Bug Status: Fixed

There is a minor bug which can affect cases with profile interpolation when apply_reg_limits is TRUE and the surface lies above the bottom of the input profile: it is possible that the regression limits are not applied to the coefficient level(s) just below the surface. These levels can contribute to the interpolated optical depths, and this may impact the TOA radiance. Whether this bug has any effect on radiances depends on the relative positions of the coefficient and user levels with respect to the surface pressure. To have an effect the input profile must also fall outside the regression limits in the near-surface levels. For cases where this does have an impact on TOA radiances, the size of the impact depends on how far beyond the regression limits the input profile variables are. However, the impact on BT would typically not be more than a few hundredths of a Kelvin for surface-sensitive channels. The coefficient regression limits can be seen in these tables.

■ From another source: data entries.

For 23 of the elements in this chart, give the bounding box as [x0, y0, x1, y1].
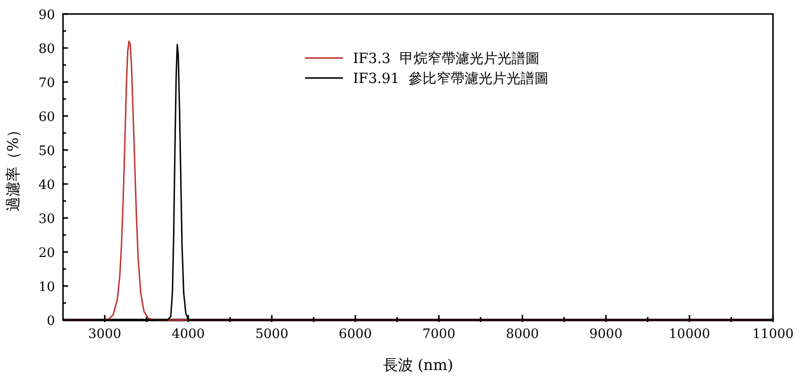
y-tick-label: 70 [38, 76, 55, 91]
y-tick-label: 80 [38, 42, 55, 57]
legend-label: IF3.91 參比窄帶濾光片光譜圖 [353, 71, 548, 87]
x-tick-label: 7000 [422, 327, 456, 342]
y-axis-title: 過濾率（%） [4, 122, 22, 212]
x-tick-label: 11000 [752, 327, 794, 342]
y-tick-label: 60 [38, 110, 55, 125]
y-tick-label: 20 [38, 246, 55, 261]
y-tick-label: 90 [38, 8, 55, 23]
y-tick-label: 30 [38, 212, 55, 227]
y-tick-label: 0 [46, 314, 55, 329]
y-tick-label: 10 [38, 280, 55, 295]
y-tick-label: 40 [38, 178, 55, 193]
x-tick-label: 5000 [255, 327, 288, 342]
x-tick-label: 4000 [172, 327, 205, 342]
x-tick-label: 9000 [589, 327, 622, 342]
x-tick-label: 10000 [668, 327, 710, 342]
x-tick-label: 8000 [506, 327, 539, 342]
x-axis-title: 長波 (nm) [382, 356, 454, 374]
x-tick-label: 6000 [338, 327, 372, 342]
legend-label: IF3.3 甲烷窄帶濾光片光譜圖 [353, 51, 540, 67]
x-tick-label: 3000 [88, 327, 122, 342]
y-tick-label: 50 [38, 144, 55, 159]
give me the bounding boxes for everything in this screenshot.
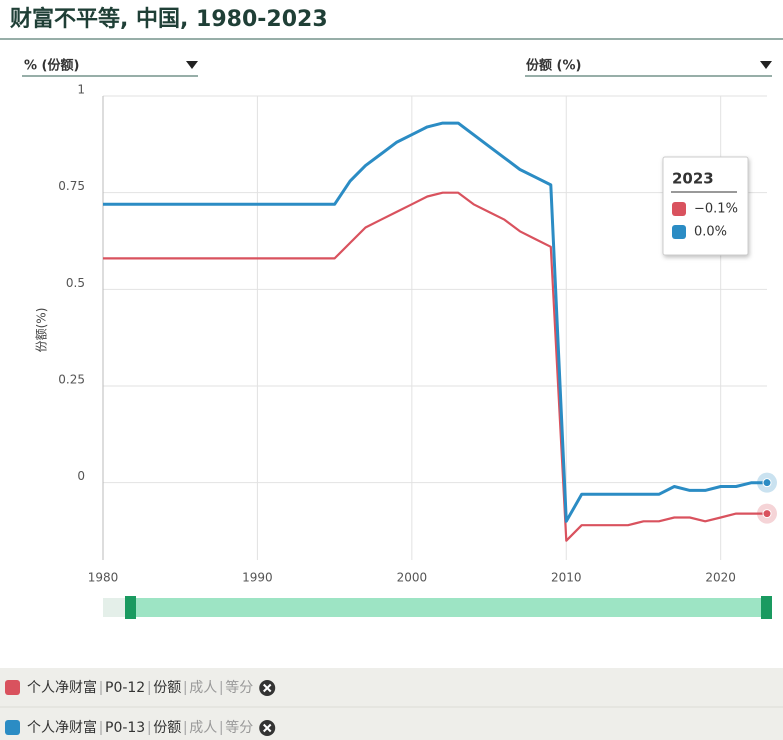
x-tick-label: 2000 (397, 571, 428, 585)
dropdown-right[interactable]: 份额 (%) (526, 58, 581, 74)
x-tick-label: 1990 (242, 571, 273, 585)
legend-part: 份额 (153, 720, 181, 736)
x-tick-label: 2020 (705, 571, 736, 585)
remove-icon[interactable] (263, 683, 272, 693)
x-tick-label: 2010 (551, 571, 582, 585)
slider-handle[interactable] (761, 596, 772, 619)
slider-handle[interactable] (125, 596, 136, 619)
legend-part: 等分 (225, 679, 253, 696)
legend-part: 成人 (189, 720, 217, 736)
legend-part: 成人 (189, 680, 217, 696)
tooltip-swatch (672, 225, 686, 239)
y-axis-title: 份额(%) (35, 308, 49, 353)
series-line (103, 121, 767, 523)
y-tick-label: 0 (77, 469, 85, 483)
end-point (762, 509, 772, 519)
tooltip-value: 0.0% (694, 225, 727, 240)
legend-name: 个人净财富 (27, 719, 97, 736)
y-tick-label: 1 (77, 83, 85, 97)
y-tick-label: 0.5 (66, 276, 85, 290)
legend-panel (0, 668, 783, 740)
dropdown-arrow[interactable] (186, 61, 198, 69)
chart-title: 财富不平等, 中国, 1980-2023 (10, 6, 328, 32)
legend-swatch (5, 720, 20, 735)
slider-range[interactable] (130, 598, 767, 617)
end-point (762, 478, 772, 488)
tooltip-value: −0.1% (694, 202, 738, 217)
legend-part: 份额 (153, 680, 181, 696)
legend-part: P0-12 (105, 680, 145, 696)
y-tick-label: 0.75 (58, 179, 85, 193)
dropdown-left[interactable]: % (份额) (24, 58, 79, 74)
dropdown-arrow[interactable] (760, 61, 772, 69)
remove-icon[interactable] (263, 723, 272, 733)
tooltip-swatch (672, 202, 686, 216)
series-line (103, 191, 767, 542)
y-tick-label: 0.25 (58, 373, 85, 387)
tooltip-title: 2023 (672, 170, 714, 188)
x-tick-label: 1980 (88, 571, 119, 585)
legend-part: 等分 (225, 719, 253, 736)
legend-swatch (5, 680, 20, 695)
legend-part: P0-13 (105, 720, 145, 736)
legend-name: 个人净财富 (27, 679, 97, 696)
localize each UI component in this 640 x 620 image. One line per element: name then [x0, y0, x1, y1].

A code fix is available which also includes the bug fix dated 13/10/2014 below: download this gzipped tar file, extract in the src/main/ directory and recompile RTTOV.

Bug Status: Fixed

In the case when interpolation modes 4 or 5 are used and the top level of the input profile is low enough in the atmosphere that significant absorption occurs above this level for a given channel, the simulated radiance for this channel may exhibit very large errors (larger than for the other interpolation modes – see below for more details). If the input pressure profile fully spans the weighting functions of the channels being simulated this bug has no significant impact. A code fix is available: download this gzipped tar file, extract in the src/main/ directory and recompile RTTOV.

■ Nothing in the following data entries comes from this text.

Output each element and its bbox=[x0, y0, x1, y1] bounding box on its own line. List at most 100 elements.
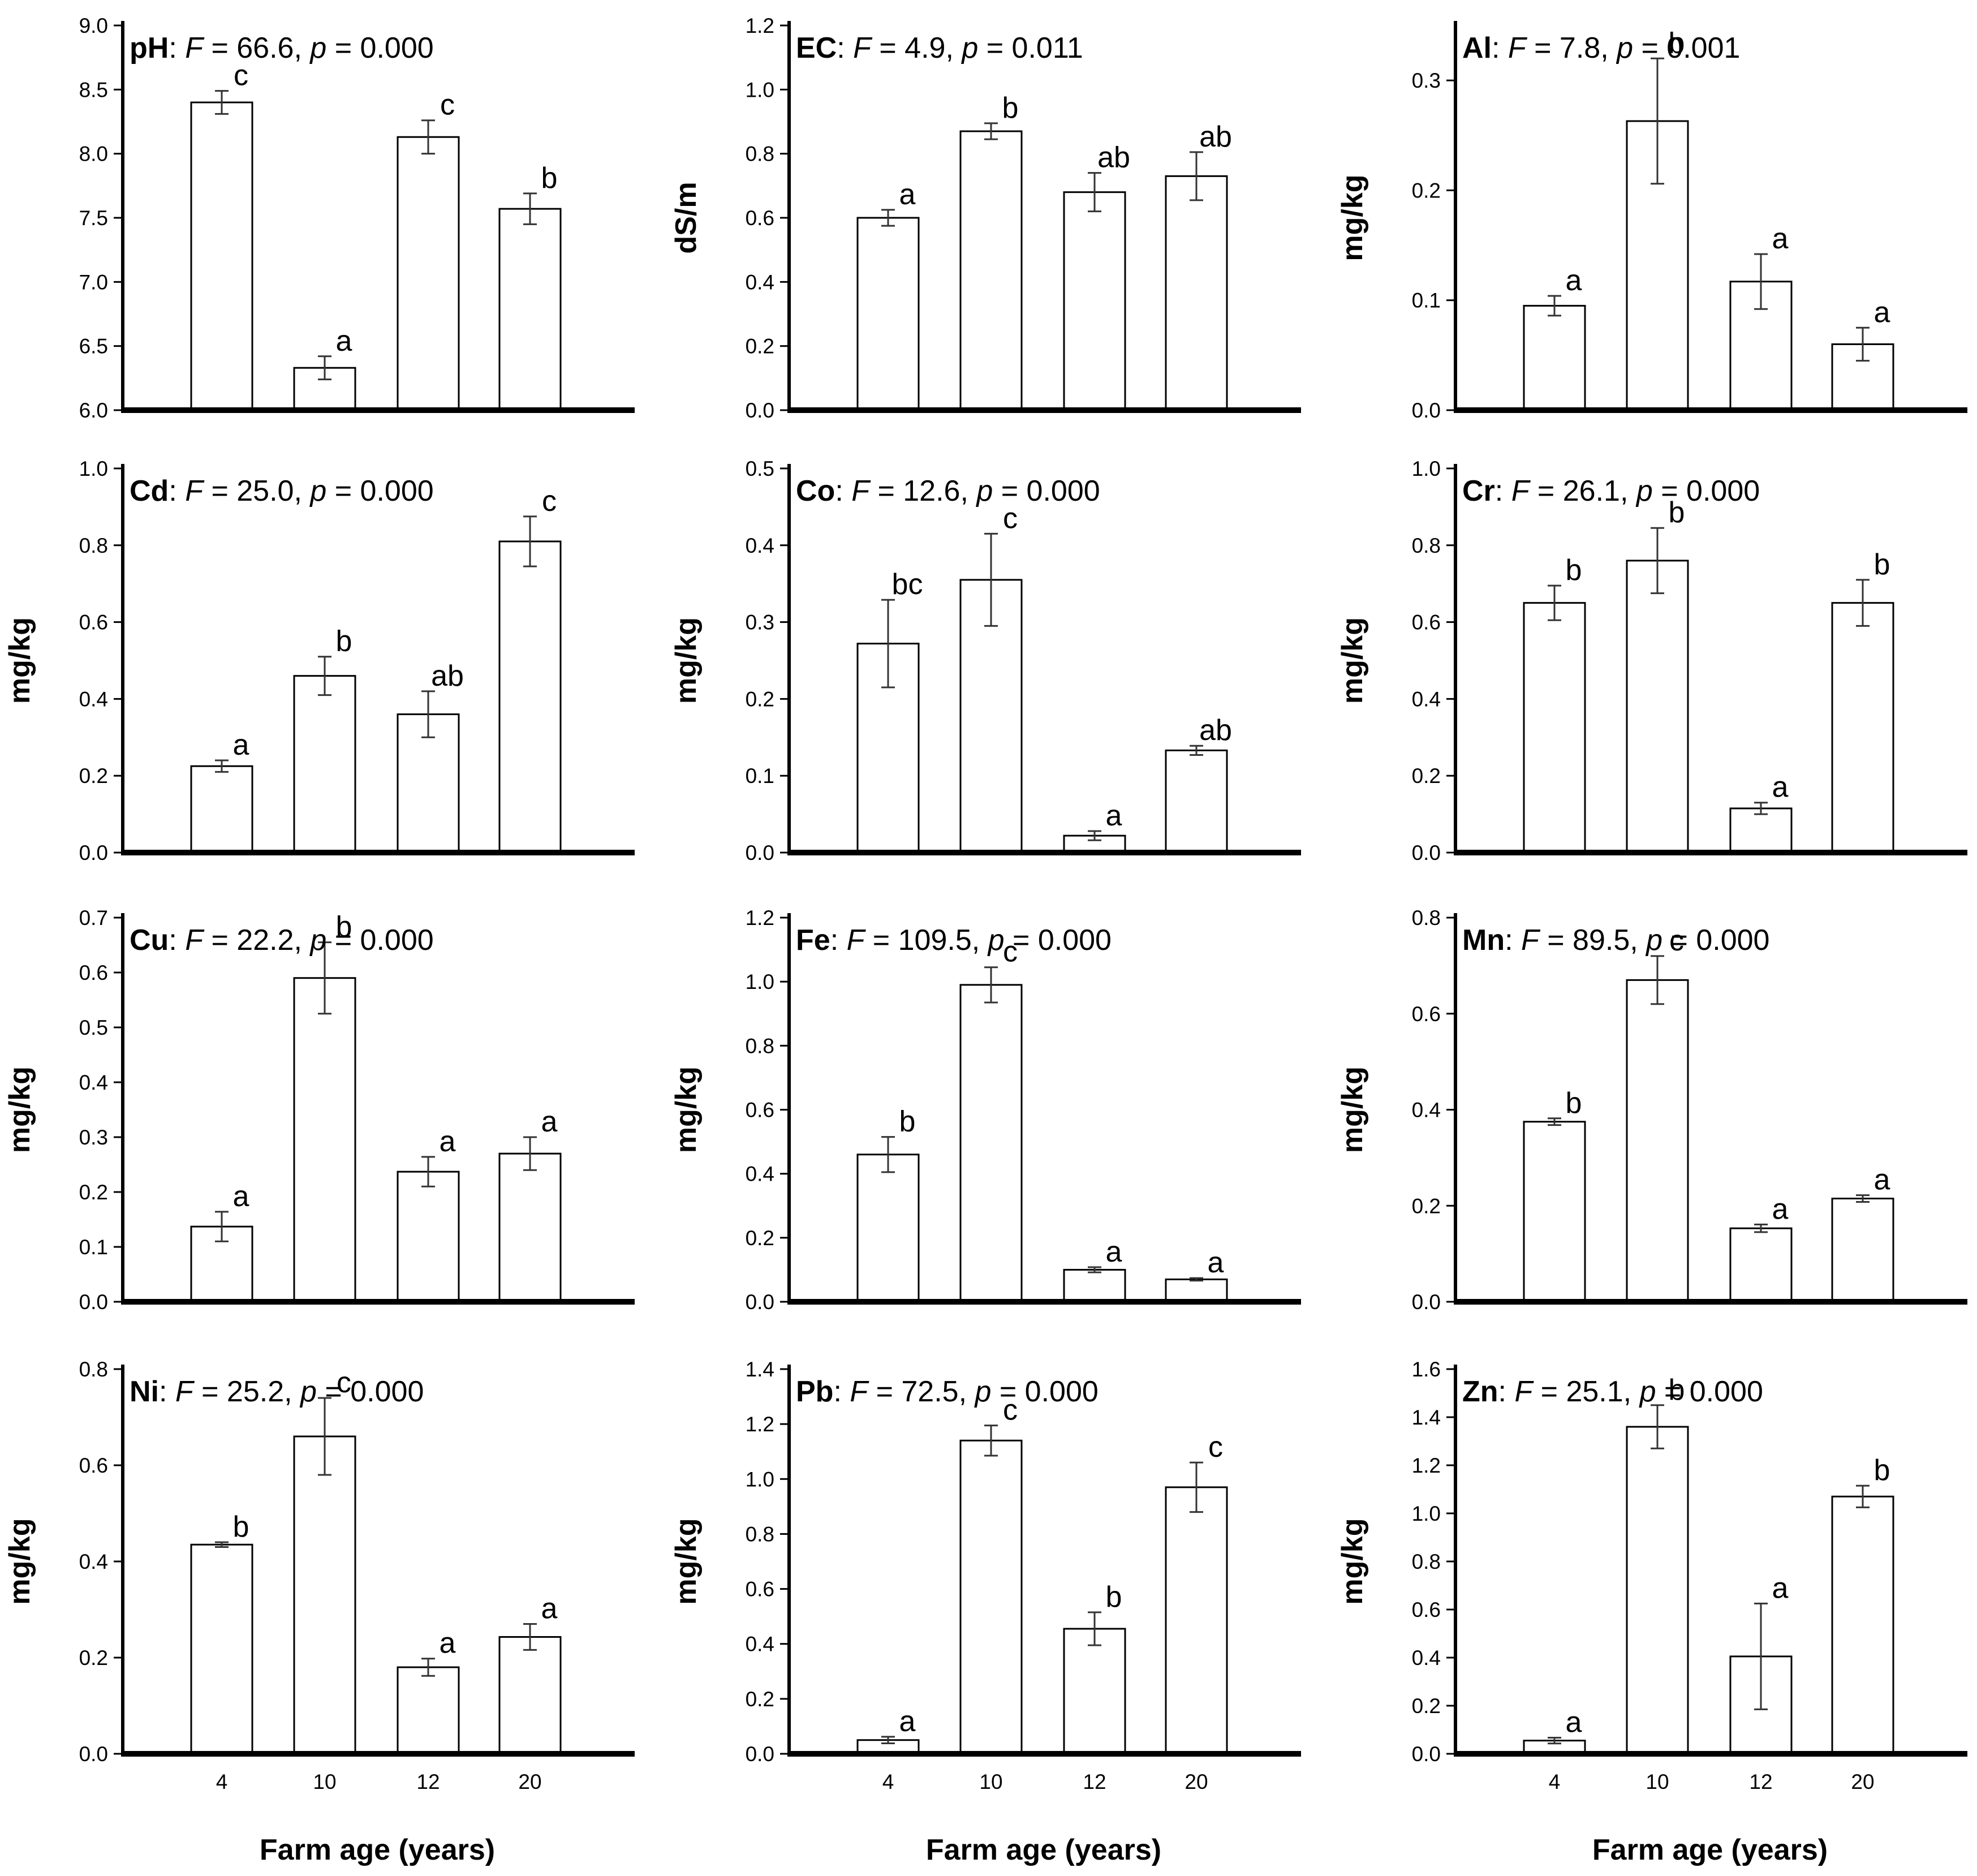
panel-title-sep: : bbox=[1495, 475, 1511, 507]
y-tick-label: 1.2 bbox=[746, 906, 774, 930]
panel-title: Cd: F = 25.0, p = 0.000 bbox=[130, 475, 434, 507]
panel-cu: 0.0 0.1 0.2 0.3 0.4 0.5 0.6 0.7 a b a a Cu: F = 22.2… bbox=[3, 906, 635, 1314]
y-tick-label: 7.5 bbox=[79, 206, 108, 230]
panel-ni: 0.0 0.2 0.4 0.6 0.8 b c a a Ni: F = 25.2, p = 0.0… bbox=[3, 1358, 635, 1866]
significance-letter: b bbox=[1566, 1087, 1582, 1120]
bar bbox=[293, 1435, 356, 1755]
significance-letter: c bbox=[1003, 1394, 1018, 1427]
y-tick-label: 1.0 bbox=[1412, 1502, 1441, 1525]
y-tick-label: 0.4 bbox=[79, 687, 108, 711]
y-axis-label: mg/kg bbox=[1336, 174, 1369, 261]
y-axis-label: mg/kg bbox=[3, 1518, 36, 1604]
x-axis-label: Farm age (years) bbox=[1592, 1834, 1828, 1866]
significance-letter: a bbox=[1566, 1706, 1582, 1739]
panel-title-element: Mn bbox=[1462, 924, 1505, 957]
panel-title: Co: F = 12.6, p = 0.000 bbox=[796, 475, 1100, 507]
panel-title-p-value: = 0.000 bbox=[317, 1375, 424, 1408]
y-tick-label: 1.2 bbox=[746, 14, 774, 37]
panel-title-sep: : bbox=[169, 475, 185, 507]
bar bbox=[498, 1636, 562, 1755]
y-tick-label: 0.6 bbox=[1412, 1598, 1441, 1621]
panel-title-element: Cr bbox=[1462, 475, 1495, 507]
panel-title-f-value: = 4.9, bbox=[871, 32, 962, 64]
y-tick-label: 1.0 bbox=[79, 457, 108, 480]
panel-title-sep: : bbox=[837, 32, 853, 64]
y-axis-label: mg/kg bbox=[670, 617, 703, 704]
y-tick-label: 0.2 bbox=[1412, 1694, 1441, 1718]
bar bbox=[856, 217, 920, 411]
y-tick-label: 0.8 bbox=[1412, 906, 1441, 930]
y-tick-label: 0.6 bbox=[1412, 611, 1441, 634]
y-tick-label: 0.4 bbox=[1412, 1646, 1441, 1670]
y-tick-label: 0.4 bbox=[79, 1550, 108, 1573]
y-tick-label: 0.8 bbox=[1412, 1550, 1441, 1573]
bar bbox=[1165, 175, 1228, 411]
y-tick-label: 0.2 bbox=[1412, 179, 1441, 202]
y-tick-label: 0.2 bbox=[746, 1227, 774, 1250]
y-tick-label: 1.4 bbox=[1412, 1406, 1441, 1429]
y-tick-label: 0.2 bbox=[79, 764, 108, 788]
panel-title: Pb: F = 72.5, p = 0.000 bbox=[796, 1375, 1099, 1408]
panel-title-p-value: = 0.000 bbox=[991, 1375, 1098, 1408]
panel-title-p-symbol: p bbox=[1639, 1375, 1656, 1408]
significance-letter: a bbox=[1874, 1164, 1890, 1197]
panel-title-p-symbol: p bbox=[974, 1375, 992, 1408]
panel-al: 0.0 0.1 0.2 0.3 a b a a Al: F = 7.8, p = 0.001 mg… bbox=[1336, 21, 1967, 422]
panel-title: pH: F = 66.6, p = 0.000 bbox=[130, 32, 434, 64]
bar bbox=[397, 1666, 460, 1755]
significance-letter: a bbox=[899, 1705, 916, 1738]
panel-title-f-symbol: F bbox=[1511, 475, 1531, 507]
significance-letter: b bbox=[1669, 496, 1685, 529]
x-tick-label: 20 bbox=[518, 1770, 541, 1793]
y-tick-label: 0.4 bbox=[746, 270, 774, 294]
x-tick-label: 20 bbox=[1185, 1770, 1208, 1793]
panel-title-f-value: = 25.0, bbox=[203, 475, 310, 507]
bar bbox=[190, 765, 253, 854]
significance-letter: b bbox=[1669, 1374, 1685, 1406]
panel-title-p-symbol: p bbox=[1616, 32, 1633, 64]
bar bbox=[190, 101, 253, 411]
panel-title-f-value: = 25.2, bbox=[193, 1375, 300, 1408]
significance-letter: bc bbox=[892, 568, 923, 601]
bar bbox=[1523, 602, 1586, 854]
panel-title-p-value: = 0.000 bbox=[1005, 924, 1112, 957]
y-tick-label: 0.1 bbox=[79, 1236, 108, 1259]
panel-title-sep: : bbox=[1505, 924, 1521, 957]
y-tick-label: 0.0 bbox=[79, 841, 108, 864]
y-axis-label: dS/m bbox=[670, 182, 703, 253]
y-tick-label: 0.4 bbox=[79, 1071, 108, 1094]
significance-letter: a bbox=[541, 1593, 558, 1625]
y-tick-label: 6.5 bbox=[79, 335, 108, 358]
y-tick-label: 0.0 bbox=[746, 1290, 774, 1314]
bar bbox=[1523, 304, 1586, 411]
bar bbox=[1165, 1278, 1228, 1303]
panel-title-p-value: = 0.000 bbox=[326, 475, 433, 507]
significance-letter: a bbox=[1106, 1236, 1122, 1268]
panel-title-element: Cd bbox=[130, 475, 169, 507]
significance-letter: ab bbox=[1199, 121, 1232, 153]
bar bbox=[1165, 1486, 1228, 1755]
panel-title-sep: : bbox=[833, 1375, 850, 1408]
bar bbox=[498, 540, 562, 854]
x-tick-label: 20 bbox=[1851, 1770, 1874, 1793]
y-tick-label: 0.2 bbox=[1412, 764, 1441, 788]
significance-letter: ab bbox=[431, 660, 464, 692]
x-axis-label: Farm age (years) bbox=[926, 1834, 1161, 1866]
significance-letter: c bbox=[542, 485, 557, 518]
panel-title-element: Cu bbox=[130, 924, 169, 957]
panel-title-f-value: = 25.1, bbox=[1532, 1375, 1639, 1408]
panel-title-p-value: = 0.000 bbox=[326, 924, 433, 957]
panel-ph: 6.0 6.5 7.0 7.5 8.0 8.5 9.0 c a c b pH: F = 66.6, p… bbox=[79, 14, 635, 422]
y-tick-label: 0.6 bbox=[746, 1578, 774, 1601]
panel-fe: 0.0 0.2 0.4 0.6 0.8 1.0 1.2 b c a a Fe: F = 109.5, … bbox=[670, 906, 1301, 1314]
x-tick-label: 12 bbox=[1083, 1770, 1106, 1793]
significance-letter: a bbox=[1106, 799, 1122, 832]
panel-title-f-symbol: F bbox=[850, 1375, 869, 1408]
y-tick-label: 1.0 bbox=[746, 970, 774, 993]
y-tick-label: 0.0 bbox=[1412, 1290, 1441, 1314]
panel-title-f-value: = 12.6, bbox=[869, 475, 976, 507]
bar bbox=[959, 130, 1023, 411]
panel-title-p-symbol: p bbox=[960, 32, 978, 64]
panel-title: Fe: F = 109.5, p = 0.000 bbox=[796, 924, 1112, 957]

Note that even when the top pressure level is sufficiently high the updated code can result in small differences in simulated radiances and in the TL/AD/K output for some channels. The magnitude of the differences depends on the amount of absorption occurring above the top of the input profile, but where the amount of absorption above the top level is very small, the magnitudes are negligible compared to other errors. For example, if the top level is close to but not exactly 0.005hPa (the top level used in the optical depth regression) the differences in forward model radiances are of the order of 0.001% or less.

Some further explanation: in general the pressure levels of the input atmospheric profile should cover the full range of the atmosphere to which the channels being simulated are sensitive. In other words, the top of the input profile should lie above the channel weighting functions and the bottom of the profile should be at or below the surface pressure. If the top of the input profile is too low (so that there is significant absorption above the top level) then when opts%interpolation%spacetop is TRUE (the default) RTTOV will mitigate the resulting error by setting the optical depth of the top level to zero. This effectively stretches the top layer of the input profile to encompass the whole atmosphere between the second level and the space boundary, and both emission and absorption are taken into account for this layer in the integration of the RT equation (albeit without accurate information about the temperature of this layer). For input profiles with a sufficiently high top level this action of “spacetop” has a negligible impact on the simulations. If the spacetop option is FALSE (not generally recommended) then only absorption is accounted for above the top of the input profile (no emission). Naturally it is strongly recommended to supply an adequate input profile which fully spans the weighting functions of all simulated channels rather than to rely on the mitigating action of spacetop.